Ajrakh, a resist dyeing block printing technique, has been part of the Indian culture since centuries, says Khatri, a ninth generation member of Gujarat's traditional textile-making family, and a key player in transforming Ajrakh as a fashion fabric for global urban markets.
Saris, stoles and yardage, crafted by him in cotton and silk in natural dyes, are on display at the Dastkari Haat Studio here. The exhibition has been organised by non-profit Dastkari Haat Samiti and can be viewed till March 9.
The exhibition features Khatri's contemporary yet traditional textiles in earthy hues and intricate patterns, ranging from rich floral to complex geometric combinations, reflecting what the painstakingly-done Ajrakh printing is famous for.

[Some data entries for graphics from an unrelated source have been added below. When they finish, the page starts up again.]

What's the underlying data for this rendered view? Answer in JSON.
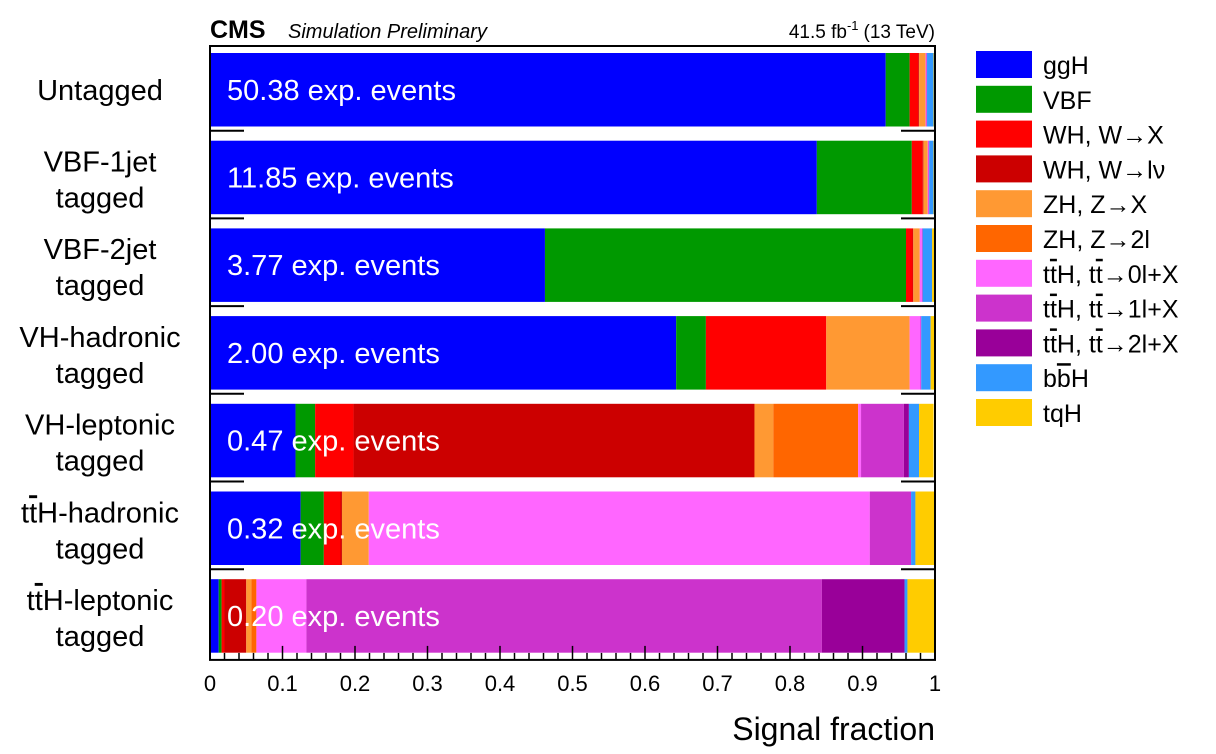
{
  "header": {
    "experiment": "CMS",
    "status": "Simulation Preliminary",
    "lumi_value": "41.5 fb",
    "lumi_exp": "-1",
    "energy": "(13 TeV)"
  },
  "chart_data": {
    "type": "bar",
    "orientation": "horizontal-stacked",
    "xlabel": "Signal fraction",
    "xlim": [
      0,
      1
    ],
    "xticks": [
      "0",
      "0.1",
      "0.2",
      "0.3",
      "0.4",
      "0.5",
      "0.6",
      "0.7",
      "0.8",
      "0.9",
      "1"
    ],
    "legend_position": "right",
    "categories": [
      {
        "line1": "Untagged",
        "line2": "",
        "events": "50.38 exp. events"
      },
      {
        "line1": "VBF-1jet",
        "line2": "tagged",
        "events": "11.85 exp. events"
      },
      {
        "line1": "VBF-2jet",
        "line2": "tagged",
        "events": "3.77 exp. events"
      },
      {
        "line1": "VH-hadronic",
        "line2": "tagged",
        "events": "2.00 exp. events"
      },
      {
        "line1": "VH-leptonic",
        "line2": "tagged",
        "events": "0.47 exp. events"
      },
      {
        "line1": "ttH-hadronic",
        "line2": "tagged",
        "events": "0.32 exp. events"
      },
      {
        "line1": "ttH-leptonic",
        "line2": "tagged",
        "events": "0.20 exp. events"
      }
    ],
    "series": [
      {
        "name": "ggH",
        "color": "#0000ff",
        "values": [
          0.932,
          0.837,
          0.462,
          0.643,
          0.118,
          0.125,
          0.012
        ]
      },
      {
        "name": "VBF",
        "color": "#009900",
        "values": [
          0.033,
          0.131,
          0.498,
          0.041,
          0.027,
          0.032,
          0.004
        ]
      },
      {
        "name": "WH, W→X",
        "color": "#ff0000",
        "values": [
          0.012,
          0.015,
          0.009,
          0.166,
          0.053,
          0.023,
          0.004
        ]
      },
      {
        "name": "WH, W→lν",
        "color": "#cc0000",
        "values": [
          0.001,
          0.001,
          0.001,
          0.0,
          0.553,
          0.002,
          0.03
        ]
      },
      {
        "name": "ZH, Z→X",
        "color": "#ff9933",
        "values": [
          0.009,
          0.006,
          0.009,
          0.115,
          0.026,
          0.037,
          0.007
        ]
      },
      {
        "name": "ZH, Z→2l",
        "color": "#ff6600",
        "values": [
          0.0,
          0.0,
          0.0,
          0.0,
          0.117,
          0.0,
          0.007
        ]
      },
      {
        "name": "ttH, tt→0l+X",
        "color": "#ff66ff",
        "values": [
          0.001,
          0.001,
          0.003,
          0.015,
          0.004,
          0.691,
          0.069
        ]
      },
      {
        "name": "ttH, tt→1l+X",
        "color": "#cc33cc",
        "values": [
          0.001,
          0.001,
          0.001,
          0.001,
          0.059,
          0.057,
          0.711
        ]
      },
      {
        "name": "ttH, tt→2l+X",
        "color": "#990099",
        "values": [
          0.0,
          0.0,
          0.0,
          0.0,
          0.007,
          0.0,
          0.114
        ]
      },
      {
        "name": "bbH",
        "color": "#3399ff",
        "values": [
          0.009,
          0.006,
          0.013,
          0.013,
          0.014,
          0.006,
          0.004
        ]
      },
      {
        "name": "tqH",
        "color": "#ffcc00",
        "values": [
          0.002,
          0.002,
          0.004,
          0.006,
          0.02,
          0.027,
          0.038
        ]
      }
    ]
  }
}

Dastkari Haat's 76-year-old president Jaya Jaitly recalled seeing Jabbar at work as a teenager. "That time, his father used to say he is not working properly. Now he has grown into a true master craftsman. His other brothers specialise in fine Ajrakh printing, block and natural dye-making. Jabbar is now designing much finer and smaller blocks. He wants to design on his own too," Jaitly, a former Samata party leader, told IANS.
Terming Jabbar a committed guardian of India's craft heritage, Jaitly said the exhibit-sale invites craft connoisseurs to see and own Khatri's masterpieces.
A platform to bring the consumer closer to Indian craft, it is also an opportunity for the 2003 National Craft Award recipient to display his work and "show what all can be done with the Indian textiles and traditional techniques", the master craftsman said.
Khatri has been awarded the prestigious UNESCO Seal of Excellence both in 2006 and 2007, and he now helms a large block printing enterprise, which generates income for several hundred women in Dhamadka, his village in Gujarat.